Sweta Killa: High frequency trading (HFT), though common in the U.S. over the past several years, has become more prevalent in recent months.
Worries over high frequency trading surged after the famous author Michael Lewis published “Flash Boys: A Wall Street Revolt” last week. The book criticizes the practice of HFT citing that super-fast computers, high-speed data networks and complex algorithms have resulted in profits of millions of dollars for the financial brokers and trading firms.
This is because traders take the benefit of fast-moving market information unavailable to other investors through advanced technology, and trade securities accordingly in blocks within a fraction of a second.

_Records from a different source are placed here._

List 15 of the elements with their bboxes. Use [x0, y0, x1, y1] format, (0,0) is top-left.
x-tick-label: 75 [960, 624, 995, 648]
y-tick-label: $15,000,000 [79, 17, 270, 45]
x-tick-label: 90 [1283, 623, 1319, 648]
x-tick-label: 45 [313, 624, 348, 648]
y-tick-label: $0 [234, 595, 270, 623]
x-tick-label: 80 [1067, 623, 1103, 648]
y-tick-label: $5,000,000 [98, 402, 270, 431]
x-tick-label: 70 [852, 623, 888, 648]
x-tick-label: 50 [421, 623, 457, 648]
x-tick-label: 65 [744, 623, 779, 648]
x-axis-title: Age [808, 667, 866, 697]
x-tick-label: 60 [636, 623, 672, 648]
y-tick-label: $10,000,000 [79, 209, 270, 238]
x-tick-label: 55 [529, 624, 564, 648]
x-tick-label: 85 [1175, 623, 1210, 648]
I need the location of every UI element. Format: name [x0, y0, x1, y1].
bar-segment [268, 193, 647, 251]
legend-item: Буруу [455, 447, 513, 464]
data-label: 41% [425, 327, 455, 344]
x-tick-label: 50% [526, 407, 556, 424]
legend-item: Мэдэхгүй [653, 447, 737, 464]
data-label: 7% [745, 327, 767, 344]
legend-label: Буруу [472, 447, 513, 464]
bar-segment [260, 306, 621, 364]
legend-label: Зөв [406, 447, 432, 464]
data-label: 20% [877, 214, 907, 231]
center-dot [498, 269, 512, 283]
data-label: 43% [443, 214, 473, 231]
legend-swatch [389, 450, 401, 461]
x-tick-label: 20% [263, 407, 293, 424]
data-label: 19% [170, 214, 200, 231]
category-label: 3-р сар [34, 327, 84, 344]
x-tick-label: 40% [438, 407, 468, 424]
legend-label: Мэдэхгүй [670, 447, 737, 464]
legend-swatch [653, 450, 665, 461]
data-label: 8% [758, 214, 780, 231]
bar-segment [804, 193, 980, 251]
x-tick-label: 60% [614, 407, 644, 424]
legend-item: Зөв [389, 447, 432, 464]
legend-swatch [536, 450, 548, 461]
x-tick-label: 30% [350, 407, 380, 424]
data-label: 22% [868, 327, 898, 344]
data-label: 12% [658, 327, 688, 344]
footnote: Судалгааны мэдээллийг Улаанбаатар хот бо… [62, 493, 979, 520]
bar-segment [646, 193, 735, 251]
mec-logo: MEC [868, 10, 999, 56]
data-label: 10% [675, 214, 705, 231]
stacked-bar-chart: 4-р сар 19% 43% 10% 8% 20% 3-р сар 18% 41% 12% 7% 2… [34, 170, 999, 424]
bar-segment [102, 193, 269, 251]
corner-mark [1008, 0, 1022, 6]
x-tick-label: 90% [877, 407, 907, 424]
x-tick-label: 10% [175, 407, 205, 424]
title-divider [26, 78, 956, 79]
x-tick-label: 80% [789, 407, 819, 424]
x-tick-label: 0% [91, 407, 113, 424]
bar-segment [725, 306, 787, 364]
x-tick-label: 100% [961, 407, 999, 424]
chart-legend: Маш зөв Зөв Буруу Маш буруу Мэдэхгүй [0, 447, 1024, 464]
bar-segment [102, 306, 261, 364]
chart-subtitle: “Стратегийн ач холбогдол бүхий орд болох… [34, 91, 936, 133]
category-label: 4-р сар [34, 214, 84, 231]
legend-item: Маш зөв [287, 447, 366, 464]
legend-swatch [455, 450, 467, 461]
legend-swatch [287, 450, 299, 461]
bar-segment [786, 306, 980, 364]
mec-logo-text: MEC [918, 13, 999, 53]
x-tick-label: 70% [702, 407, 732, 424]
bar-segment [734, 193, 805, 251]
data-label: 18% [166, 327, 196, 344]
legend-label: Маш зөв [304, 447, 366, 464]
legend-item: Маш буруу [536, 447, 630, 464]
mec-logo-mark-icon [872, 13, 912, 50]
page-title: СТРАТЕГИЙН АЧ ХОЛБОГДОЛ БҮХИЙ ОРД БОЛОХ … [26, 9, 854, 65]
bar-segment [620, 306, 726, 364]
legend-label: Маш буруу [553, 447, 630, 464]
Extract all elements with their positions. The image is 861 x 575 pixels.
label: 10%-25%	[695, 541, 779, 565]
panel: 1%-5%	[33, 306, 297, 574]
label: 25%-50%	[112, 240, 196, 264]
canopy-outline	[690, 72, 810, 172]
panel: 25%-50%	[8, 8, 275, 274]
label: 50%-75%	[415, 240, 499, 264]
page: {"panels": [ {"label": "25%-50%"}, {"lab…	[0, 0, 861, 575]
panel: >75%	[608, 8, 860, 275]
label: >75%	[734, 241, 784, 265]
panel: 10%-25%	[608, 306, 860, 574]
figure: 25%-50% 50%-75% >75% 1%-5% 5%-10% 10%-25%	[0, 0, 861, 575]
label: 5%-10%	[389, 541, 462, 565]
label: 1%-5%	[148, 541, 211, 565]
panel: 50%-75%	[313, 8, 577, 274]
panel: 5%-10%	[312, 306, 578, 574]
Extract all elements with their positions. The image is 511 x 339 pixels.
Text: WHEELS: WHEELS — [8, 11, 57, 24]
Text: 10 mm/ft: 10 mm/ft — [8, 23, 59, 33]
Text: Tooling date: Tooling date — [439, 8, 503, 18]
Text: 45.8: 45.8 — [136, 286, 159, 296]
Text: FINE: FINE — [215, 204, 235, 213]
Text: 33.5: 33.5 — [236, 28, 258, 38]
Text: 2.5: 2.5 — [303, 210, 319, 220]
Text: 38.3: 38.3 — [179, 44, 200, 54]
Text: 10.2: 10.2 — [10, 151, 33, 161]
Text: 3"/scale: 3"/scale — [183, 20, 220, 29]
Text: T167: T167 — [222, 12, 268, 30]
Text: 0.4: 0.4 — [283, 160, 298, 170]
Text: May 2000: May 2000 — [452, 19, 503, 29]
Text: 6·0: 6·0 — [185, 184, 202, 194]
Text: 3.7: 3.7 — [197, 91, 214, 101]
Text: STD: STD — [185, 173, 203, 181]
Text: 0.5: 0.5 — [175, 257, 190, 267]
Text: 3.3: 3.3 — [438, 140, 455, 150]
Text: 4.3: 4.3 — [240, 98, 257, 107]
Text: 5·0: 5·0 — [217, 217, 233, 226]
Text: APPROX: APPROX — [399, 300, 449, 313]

This ends up in financial stock market manipulation and instability in the short-term price. Not only does this erode public confidence, it also affects professional traders and sophisticated market participants.
The book raised additional scrutiny on this type of trading by the Federal Bureau of Investigation. The agency is looking for the possible violation of insider trading law or any other law through high frequency trades, and joined with Securities and Exchange Commission and the Department of Justice for further investigation.
The increased scrutiny concern has led to the slump in the investment brokerage world with most of the stocks seeing terrible trading over the past week. E*TRADE Financial (ETFC) has seen the biggest drop of about 16% so far this month. This is followed by 10.7% loss for TD Ameritrade (AMTD) and 6.5% for Schwab Charles (SCHW).
The downslide was prompted by market speculation of a ban on the payment for order-flow deals by regulators. Trading and brokerage firms generate a big chunk of their revenues from lightning-fast trade and prohibition of order-flow deals would have a huge impact on their revenue streams.
The ETF world has also seen rough trading with iShares US Broker-Dealers ETF (NYSEARCA:IAI) down over 6% this month. This dip could be considered a buying opportunity for investors seeking to take advantage of this situation as HFT will stay alive and the ban on payment-for-order-flow is pretty unlikely.